“Encontro o pediatra que se ocupa de algumas creches. Gostaria de saber em que modo o recente projeto de lei sobre a segurança* influenciou a vida cotidiana das crianças. A conversa pega uma direção inesperada. Ele conta de uma jovem indiana, com dois filhos muito inteligentes e um marido extremamente imbecil. Ela veio pra Italia com um contrato de trabalho que depois venceu. Agora é obrigada a trabalhar “in nero” (isto é, sem carteira assinada).
Quando era ainda regularizada tinha mandado buscar o marido e os filhos. O marido não se ambientou e pra desabafar suas frustrações bate na esposa e talvez maltrate os filhos. Vivem em uma garagem adaptada que custa mais de quinhentos euros ao mês, embora não tenha nem o “habite-se”.
O médico pára e me pergunta: “Em uma situação assim, pra você, quem paga as consequências?” Depois recomeça a falar, explicando-me que não é uma gripe ou uma otite mal-curadas a adoecer as crianças das famílias estrangeiras: é o clima pesado que respiram dentro e fora de casa. Parece que a depressão entre os filhos de imigrantes esteja aumentando, juntamente a outros distúrbios psicológicos. As crianças, principalmente as muito pequenas, precisam mais de amor que de cuidados. Enquanto a situação das mulheres, ou seja, das mães, não melhore, serão as crianças a pagar as consequências mais pesadas. O risco é que o mal-estar que trazem dentro de si transforme-se em um modelo comportamental parecido com aquele a que são submetidas, criando uma espiral sem fim.

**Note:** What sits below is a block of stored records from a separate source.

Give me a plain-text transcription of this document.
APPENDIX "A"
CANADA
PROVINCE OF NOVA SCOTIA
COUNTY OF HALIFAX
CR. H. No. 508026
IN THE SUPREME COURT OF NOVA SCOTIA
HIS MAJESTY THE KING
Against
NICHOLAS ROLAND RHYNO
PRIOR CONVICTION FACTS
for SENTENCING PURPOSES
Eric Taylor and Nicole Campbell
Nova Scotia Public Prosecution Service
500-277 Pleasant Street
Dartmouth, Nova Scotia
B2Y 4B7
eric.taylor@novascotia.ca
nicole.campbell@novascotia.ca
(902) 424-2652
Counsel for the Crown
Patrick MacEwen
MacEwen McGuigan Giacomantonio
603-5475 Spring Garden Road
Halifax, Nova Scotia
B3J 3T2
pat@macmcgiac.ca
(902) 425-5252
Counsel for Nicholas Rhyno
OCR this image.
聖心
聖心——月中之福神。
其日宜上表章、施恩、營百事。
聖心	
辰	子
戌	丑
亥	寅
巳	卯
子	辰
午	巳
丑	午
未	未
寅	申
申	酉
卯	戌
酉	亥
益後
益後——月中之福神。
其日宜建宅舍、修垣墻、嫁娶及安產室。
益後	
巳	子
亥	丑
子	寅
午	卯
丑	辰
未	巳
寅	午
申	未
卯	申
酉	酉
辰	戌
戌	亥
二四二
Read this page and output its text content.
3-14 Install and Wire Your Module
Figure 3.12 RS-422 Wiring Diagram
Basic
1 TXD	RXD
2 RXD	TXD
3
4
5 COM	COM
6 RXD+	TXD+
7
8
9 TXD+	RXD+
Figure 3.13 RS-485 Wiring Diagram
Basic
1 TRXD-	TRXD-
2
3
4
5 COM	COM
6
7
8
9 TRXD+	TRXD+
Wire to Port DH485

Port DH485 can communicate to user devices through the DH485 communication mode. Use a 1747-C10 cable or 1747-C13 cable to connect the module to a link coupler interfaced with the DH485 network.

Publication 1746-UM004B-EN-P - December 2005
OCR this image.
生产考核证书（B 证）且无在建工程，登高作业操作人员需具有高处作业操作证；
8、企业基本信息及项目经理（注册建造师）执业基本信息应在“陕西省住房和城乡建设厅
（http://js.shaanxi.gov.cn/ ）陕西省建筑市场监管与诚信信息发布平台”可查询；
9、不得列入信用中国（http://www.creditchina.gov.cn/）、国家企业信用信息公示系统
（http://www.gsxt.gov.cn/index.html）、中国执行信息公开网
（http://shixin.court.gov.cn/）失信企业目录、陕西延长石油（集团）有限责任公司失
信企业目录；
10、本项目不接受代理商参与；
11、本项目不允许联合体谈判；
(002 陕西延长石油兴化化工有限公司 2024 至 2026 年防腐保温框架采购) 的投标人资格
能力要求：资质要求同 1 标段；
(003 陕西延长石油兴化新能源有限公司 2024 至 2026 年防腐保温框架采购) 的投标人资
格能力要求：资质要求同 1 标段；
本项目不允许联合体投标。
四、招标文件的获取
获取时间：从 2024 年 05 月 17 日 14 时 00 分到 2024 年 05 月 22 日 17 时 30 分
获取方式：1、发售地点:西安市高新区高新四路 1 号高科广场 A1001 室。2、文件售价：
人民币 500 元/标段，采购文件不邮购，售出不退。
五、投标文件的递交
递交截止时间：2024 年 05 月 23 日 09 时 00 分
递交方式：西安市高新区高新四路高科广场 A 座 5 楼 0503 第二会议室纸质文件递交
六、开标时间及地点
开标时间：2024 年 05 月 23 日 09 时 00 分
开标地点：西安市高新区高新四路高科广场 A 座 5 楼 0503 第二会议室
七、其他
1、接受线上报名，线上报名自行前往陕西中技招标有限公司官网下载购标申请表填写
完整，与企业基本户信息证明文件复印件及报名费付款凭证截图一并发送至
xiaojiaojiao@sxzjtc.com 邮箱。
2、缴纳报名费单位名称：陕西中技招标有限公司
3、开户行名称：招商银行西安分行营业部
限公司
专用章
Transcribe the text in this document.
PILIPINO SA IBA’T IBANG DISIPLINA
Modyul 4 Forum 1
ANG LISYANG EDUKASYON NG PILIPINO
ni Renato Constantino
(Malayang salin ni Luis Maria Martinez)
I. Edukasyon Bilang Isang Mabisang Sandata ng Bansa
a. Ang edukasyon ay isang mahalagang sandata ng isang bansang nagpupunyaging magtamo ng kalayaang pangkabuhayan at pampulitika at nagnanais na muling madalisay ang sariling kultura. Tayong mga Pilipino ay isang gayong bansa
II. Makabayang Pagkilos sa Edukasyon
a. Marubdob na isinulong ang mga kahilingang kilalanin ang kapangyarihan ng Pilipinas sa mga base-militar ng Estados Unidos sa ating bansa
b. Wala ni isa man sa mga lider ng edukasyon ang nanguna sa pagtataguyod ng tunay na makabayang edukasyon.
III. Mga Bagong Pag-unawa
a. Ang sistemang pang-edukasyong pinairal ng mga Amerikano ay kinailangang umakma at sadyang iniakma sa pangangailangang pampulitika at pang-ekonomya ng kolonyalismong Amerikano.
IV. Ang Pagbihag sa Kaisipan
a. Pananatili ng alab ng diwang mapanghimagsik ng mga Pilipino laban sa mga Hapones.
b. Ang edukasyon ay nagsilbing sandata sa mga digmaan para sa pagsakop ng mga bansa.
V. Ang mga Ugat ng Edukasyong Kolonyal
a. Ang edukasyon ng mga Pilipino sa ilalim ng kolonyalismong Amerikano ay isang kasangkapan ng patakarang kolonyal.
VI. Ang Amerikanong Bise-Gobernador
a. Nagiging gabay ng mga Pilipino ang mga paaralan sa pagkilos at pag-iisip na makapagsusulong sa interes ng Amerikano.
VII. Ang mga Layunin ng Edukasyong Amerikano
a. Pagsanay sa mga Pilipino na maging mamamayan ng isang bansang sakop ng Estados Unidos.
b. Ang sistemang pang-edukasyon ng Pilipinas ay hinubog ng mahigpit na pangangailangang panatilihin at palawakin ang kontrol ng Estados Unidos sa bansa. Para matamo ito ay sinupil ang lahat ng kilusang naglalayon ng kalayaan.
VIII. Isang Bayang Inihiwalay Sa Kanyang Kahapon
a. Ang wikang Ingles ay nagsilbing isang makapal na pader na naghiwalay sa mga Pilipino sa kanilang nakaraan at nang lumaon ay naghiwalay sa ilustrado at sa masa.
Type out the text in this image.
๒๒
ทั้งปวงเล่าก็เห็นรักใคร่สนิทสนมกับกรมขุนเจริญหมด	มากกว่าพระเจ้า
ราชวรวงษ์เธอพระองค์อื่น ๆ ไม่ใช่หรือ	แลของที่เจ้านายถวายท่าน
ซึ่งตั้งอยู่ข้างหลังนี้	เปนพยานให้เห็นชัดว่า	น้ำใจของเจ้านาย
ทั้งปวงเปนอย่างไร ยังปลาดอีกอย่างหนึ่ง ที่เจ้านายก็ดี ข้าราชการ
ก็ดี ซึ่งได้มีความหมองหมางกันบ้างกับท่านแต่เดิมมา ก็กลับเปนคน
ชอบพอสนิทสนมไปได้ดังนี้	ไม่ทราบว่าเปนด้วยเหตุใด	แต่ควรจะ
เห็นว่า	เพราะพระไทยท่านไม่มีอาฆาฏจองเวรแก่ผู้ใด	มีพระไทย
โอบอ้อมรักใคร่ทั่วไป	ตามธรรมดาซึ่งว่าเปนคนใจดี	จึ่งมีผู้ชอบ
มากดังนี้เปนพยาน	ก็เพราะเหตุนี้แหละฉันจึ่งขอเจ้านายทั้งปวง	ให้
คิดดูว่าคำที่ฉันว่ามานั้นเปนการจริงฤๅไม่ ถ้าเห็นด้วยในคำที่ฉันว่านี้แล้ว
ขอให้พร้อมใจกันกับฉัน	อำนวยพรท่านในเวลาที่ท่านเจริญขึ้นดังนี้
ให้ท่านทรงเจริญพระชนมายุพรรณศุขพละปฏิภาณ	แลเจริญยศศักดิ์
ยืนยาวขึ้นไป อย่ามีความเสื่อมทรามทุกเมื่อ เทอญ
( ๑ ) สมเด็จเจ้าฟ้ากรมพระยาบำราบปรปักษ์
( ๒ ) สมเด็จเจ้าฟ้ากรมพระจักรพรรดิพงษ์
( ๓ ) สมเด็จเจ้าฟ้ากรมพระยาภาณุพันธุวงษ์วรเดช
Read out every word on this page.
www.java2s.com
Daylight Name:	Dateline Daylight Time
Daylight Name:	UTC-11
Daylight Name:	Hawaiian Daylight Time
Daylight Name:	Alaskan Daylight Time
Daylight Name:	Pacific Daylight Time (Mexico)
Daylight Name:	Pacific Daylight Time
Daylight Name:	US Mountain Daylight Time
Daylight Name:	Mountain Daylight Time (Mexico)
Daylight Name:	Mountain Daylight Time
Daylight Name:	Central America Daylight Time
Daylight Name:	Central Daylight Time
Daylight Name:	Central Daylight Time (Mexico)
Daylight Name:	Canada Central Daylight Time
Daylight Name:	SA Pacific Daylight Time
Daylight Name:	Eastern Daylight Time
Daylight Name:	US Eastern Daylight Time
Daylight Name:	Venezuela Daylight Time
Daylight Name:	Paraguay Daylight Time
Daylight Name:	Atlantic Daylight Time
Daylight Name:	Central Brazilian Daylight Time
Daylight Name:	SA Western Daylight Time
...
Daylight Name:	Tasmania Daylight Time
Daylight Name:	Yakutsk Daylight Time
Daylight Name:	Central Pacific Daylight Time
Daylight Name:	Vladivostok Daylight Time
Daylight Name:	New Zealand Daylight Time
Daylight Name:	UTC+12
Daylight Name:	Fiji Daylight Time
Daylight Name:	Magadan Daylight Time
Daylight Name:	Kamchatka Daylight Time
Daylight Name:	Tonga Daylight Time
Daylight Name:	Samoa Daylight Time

Pensava de falar sobre as escolhas erradas de um governo, pensava que um médico me fornecesse dados científicos sobre o perigo de algumas leis repressivas. Mas me vi, de novo, ouvindo a história de uma mulher maltratada e de crianças oprimidas.
O médico parece acolher o meu estado de ânimo e termina a sua história. A um certo ponto, a mulher indiana teve a coragem de ir pra um abrigo público. Depois decidiu voltar com o marido, com a condição de dormirem em camas separadas. Talvez fosse a primeira vez que aquela mulher tivesse posto uma condição a um homem. Talvez as crianças quebrem a espiral e a transformem em alguma coisa de novo, como só elas sabem fazer.
Ingy M. Kakese, nascida no Cairo de mãe egípcia e pai congolês, vivem em Roma desde 1976. (ingymub@libero.it)”
*Um pacote lançado pelo Governo Berlusconi com diversas medidas repressivas contra os imigrantes no país, inclusive considerando a clandestinidade crime.
Quis compartilhar esse artigo que li na revista Internazionale desta semana com vocês. Qualquer semelhança com as condições de grande parte das crianças brasileiras (e até européias, por outros motivos que não a pobreza) não é mera coincidência. No fundo, a coisa acontece mesmo como disse a jornalista egípcia autora do texto: nos vemos sempre “ouvindo histórias de mulheres maltratadas e de crianças oprimidas”. Até quando?
_Claudia Souza_
2 comentários:
Oi Cláudia, texto bacana. Penso que o cenário se pareça um pouco com o do Brasil mesmo. Aqui, tínhamos (temos) o êxodo rural. Quem não vive em sua terra natal por falta de opção tem menos condições de dar aos filhos uma estrutura familiar. Afinal, entre o pão e a singeleza não cabe discussão.Não conheço bem, embora desconfie, as causas que levaram o governo italiano a adotar estas medidas. É um assunto complexo porque economicamente o governo vislumbra uma situação ideal que afeta milhares de pessoas no curto prazo em troca de um "benefício" futuro pouco explicado.
É, Maurício, imigrar é sempre uma coisa complicada. Mas o que os países ricos precisavam compreender é que são eles os grandes responsáveis pela falta de opção que provoca os fluxos humanos. Pra mim, o grau de civilidade de um povo se mede pela sua capacidade de acolher. Difícil é, e muito, principalmente nessa crise, receber um monte de gente sem condições. Mas é também gente disposta, trabalhadora, o que pode ser transformado em recursos humanos pro país, desde que haja políticas públicas adequadas. O que definitivamente o Governo Berlusconi não quer fazer, prefere botar a culpa de tudo nos imigrantes, da violência, da crise. Ele usa essa causa como fator eleitoral e pra ele tá bom.